Resident Elopement Due to Inadequate Supervision
Summary
The facility failed to provide adequate supervision to prevent a vulnerable resident from leaving the premises unsupervised. On the morning of March 22, 2025, a resident with a Brief Interview for Mental Status (BIMS) score of 7, indicating severe cognitive impairment, was allowed to exit the facility through the front door by a transportation aide. The resident was left unsupervised on the porch and subsequently wandered off the premises. A Licensed Practical Nurse (LPN) encountered the resident in the parking lot and attempted to redirect them back to the facility. However, the LPN left the resident unsupervised to seek additional help. During this time, the resident moved further away and was found across the street in a daycare parking lot, approximately one-fourth of a mile from the facility. The resident was unsupervised and out of sight for approximately 13 minutes, which posed a significant risk to their safety. The facility's policy on wanderer management and resident elopement protocol was not effectively implemented, as all staff are responsible for ensuring resident safety. The incident was determined to be an Immediate Jeopardy and Substandard Quality of Care, as the resident's unsupervised departure put them and other vulnerable residents at risk for serious harm.
Removal Plan
- LPN #1 assisted the resident to return to the facility.
- The Administrator was notified by RN #1 of Resident#1 exited the building without supervision and was back in the building.
- Resident#1 was placed on 1:1 monitoring.
- Resident#1 Responsible Party was notified by the DON that Resident#1 exited and had been returned to the facility.
- Nurse Practitioner (NP)#1 was notified by the Director of Nursing of Resident#1 exit of facility and return along with behaviors. NP#1 placed an order for behavioral unit evaluation of Resident#1 for inpatient stay.
- DON contacted Behavior facility with a referral for resident#1 for further evaluation.
- Resident# 1 refused a head-to-toe assessment but LPN #2 was able to visually inspect resident#1 during incontinence care. No injuries were noted.
- Resident#1 exited the facility with Behavioral Unit for inpatient stay.
- The State Agency (SA) was notified by the Director of Nurses of the incident.

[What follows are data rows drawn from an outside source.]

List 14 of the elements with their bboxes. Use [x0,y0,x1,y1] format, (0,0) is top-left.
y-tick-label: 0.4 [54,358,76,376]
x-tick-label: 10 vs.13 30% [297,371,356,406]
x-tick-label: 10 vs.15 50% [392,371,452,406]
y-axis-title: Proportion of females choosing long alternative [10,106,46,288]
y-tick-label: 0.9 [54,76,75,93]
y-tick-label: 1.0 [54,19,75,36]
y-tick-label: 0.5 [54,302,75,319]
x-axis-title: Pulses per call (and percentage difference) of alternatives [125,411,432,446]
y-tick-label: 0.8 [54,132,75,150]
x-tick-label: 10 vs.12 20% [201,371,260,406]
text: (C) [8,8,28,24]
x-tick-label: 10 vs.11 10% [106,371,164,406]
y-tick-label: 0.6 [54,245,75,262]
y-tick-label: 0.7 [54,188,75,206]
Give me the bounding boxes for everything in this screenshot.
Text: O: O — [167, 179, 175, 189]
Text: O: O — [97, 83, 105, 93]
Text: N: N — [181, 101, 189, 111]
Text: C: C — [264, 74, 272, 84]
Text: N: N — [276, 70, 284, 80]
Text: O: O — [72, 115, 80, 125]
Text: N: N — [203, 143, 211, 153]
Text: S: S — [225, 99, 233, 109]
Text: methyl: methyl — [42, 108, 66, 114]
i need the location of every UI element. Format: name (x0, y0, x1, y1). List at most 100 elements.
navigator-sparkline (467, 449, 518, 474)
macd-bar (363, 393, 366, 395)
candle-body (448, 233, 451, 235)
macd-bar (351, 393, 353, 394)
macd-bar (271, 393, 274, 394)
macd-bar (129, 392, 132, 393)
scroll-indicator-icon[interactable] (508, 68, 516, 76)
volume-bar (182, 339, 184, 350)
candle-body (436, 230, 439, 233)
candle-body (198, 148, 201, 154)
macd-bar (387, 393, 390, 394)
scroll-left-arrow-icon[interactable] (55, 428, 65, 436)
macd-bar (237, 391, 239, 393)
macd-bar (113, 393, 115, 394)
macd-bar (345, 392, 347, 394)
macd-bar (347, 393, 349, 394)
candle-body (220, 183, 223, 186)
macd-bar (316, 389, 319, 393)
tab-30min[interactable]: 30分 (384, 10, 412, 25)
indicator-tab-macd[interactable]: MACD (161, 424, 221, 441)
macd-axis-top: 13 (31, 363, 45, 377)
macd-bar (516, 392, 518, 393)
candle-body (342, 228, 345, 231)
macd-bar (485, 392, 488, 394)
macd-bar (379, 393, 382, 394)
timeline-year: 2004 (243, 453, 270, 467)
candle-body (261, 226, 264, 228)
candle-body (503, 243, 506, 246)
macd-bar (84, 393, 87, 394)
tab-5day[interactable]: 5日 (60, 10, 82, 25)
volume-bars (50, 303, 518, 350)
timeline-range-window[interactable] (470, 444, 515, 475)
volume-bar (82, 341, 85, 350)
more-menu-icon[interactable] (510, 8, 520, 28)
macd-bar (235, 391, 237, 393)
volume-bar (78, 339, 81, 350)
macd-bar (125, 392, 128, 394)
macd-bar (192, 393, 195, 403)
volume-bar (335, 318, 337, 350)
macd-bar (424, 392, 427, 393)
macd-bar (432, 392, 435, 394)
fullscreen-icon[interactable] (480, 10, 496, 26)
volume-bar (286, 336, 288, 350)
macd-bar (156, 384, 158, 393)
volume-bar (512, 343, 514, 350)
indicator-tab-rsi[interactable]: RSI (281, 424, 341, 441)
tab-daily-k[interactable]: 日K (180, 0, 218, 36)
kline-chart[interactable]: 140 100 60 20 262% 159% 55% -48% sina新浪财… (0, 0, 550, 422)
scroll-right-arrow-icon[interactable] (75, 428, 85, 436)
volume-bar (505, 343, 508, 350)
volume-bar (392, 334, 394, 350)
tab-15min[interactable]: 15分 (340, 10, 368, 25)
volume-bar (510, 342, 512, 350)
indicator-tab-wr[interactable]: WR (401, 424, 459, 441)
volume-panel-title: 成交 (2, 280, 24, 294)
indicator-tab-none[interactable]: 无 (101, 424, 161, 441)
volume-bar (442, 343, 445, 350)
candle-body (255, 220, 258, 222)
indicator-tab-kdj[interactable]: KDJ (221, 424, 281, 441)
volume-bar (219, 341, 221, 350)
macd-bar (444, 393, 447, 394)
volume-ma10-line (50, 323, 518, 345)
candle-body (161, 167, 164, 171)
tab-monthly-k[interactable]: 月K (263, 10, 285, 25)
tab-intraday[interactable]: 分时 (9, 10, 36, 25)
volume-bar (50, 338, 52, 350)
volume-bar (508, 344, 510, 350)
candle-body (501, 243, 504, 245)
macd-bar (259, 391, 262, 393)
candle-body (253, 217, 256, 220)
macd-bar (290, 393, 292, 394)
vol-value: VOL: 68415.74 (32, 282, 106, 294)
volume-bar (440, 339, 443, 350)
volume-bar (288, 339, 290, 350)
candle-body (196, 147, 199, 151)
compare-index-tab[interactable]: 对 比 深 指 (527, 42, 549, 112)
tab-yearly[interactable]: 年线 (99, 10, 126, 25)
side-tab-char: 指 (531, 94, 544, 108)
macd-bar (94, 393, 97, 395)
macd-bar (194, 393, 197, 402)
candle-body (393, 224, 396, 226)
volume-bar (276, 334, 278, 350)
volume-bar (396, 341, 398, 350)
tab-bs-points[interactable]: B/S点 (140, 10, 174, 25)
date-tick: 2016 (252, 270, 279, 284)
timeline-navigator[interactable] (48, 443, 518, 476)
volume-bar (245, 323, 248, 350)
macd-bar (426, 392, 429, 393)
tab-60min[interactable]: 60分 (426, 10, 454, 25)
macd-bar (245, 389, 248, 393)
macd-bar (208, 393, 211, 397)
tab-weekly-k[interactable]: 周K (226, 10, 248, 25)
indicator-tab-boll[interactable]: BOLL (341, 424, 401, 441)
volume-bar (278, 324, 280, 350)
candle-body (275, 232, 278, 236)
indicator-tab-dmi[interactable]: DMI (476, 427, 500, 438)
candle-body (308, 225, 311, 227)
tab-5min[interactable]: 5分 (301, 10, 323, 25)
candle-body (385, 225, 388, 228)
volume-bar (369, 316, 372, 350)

- The SOC initiated a 100%, mandatory In-service Training for elopement (including facility policy review) and the care of residents with difficult behaviors, to be continued for all new hires going forward. No staff are allowed to work until in service completed.
- The DON completed a post Elopement wander evaluation on Resident #1 and changed to high risk for Elopement, and the care plan was updated to reflect this.
- DON reviewed the wander and elopement binders to ensure all were up to date.
- A Quality Assurance Committee Meeting was held with the Medical Director, Administrator, Director of Nursing/Infection Preventionist, and the Assistant Director of Nursing to discuss Resident #1 elopement along with plan of correction; policies were reviewed with no revisions. The facility procedure for residents sitting outdoors was updated.
- The Director of Nursing audited current high-risk wander patients to review orders and care plans for accuracy. There was currently one (1) wander patient. And the Administrator performed an elopement drill.
- The Maintenance director performed elopement drills with staff to review and educate on policies and procedures on elopement.
- A Staff quiz was initiated by the CNA # 2 with all staff on knowledge of the elopement policy.
- Resident council meeting was held by the Administrator to include the President and 19 members to notify of current events and procedure changes to outdoor sitting with supervision in ungated areas.
- New procedures were implemented by the Administrator related to residents prohibited from sitting in ungated areas without supervision.
- New procedures were placed in the new hire orientation package by the Administrator for implementation of the procedure change of residents prohibited from sitting in ungated areas without supervision.
- Wander evaluations were audited by the Director of Nursing on all current residents reveals six residents requiring schedule adjustments.
- The Director of Nursing will monitor current residents for potential risks through incident report reviews, observation and communication with staff; the Maintenance Director will conduct elopement drills monthly (with rotating shifts until all shifts completed). The Administrator will present incident report reviews and documentation of drills for review to QA team weekly to monitor compliance with the plan then quarterly.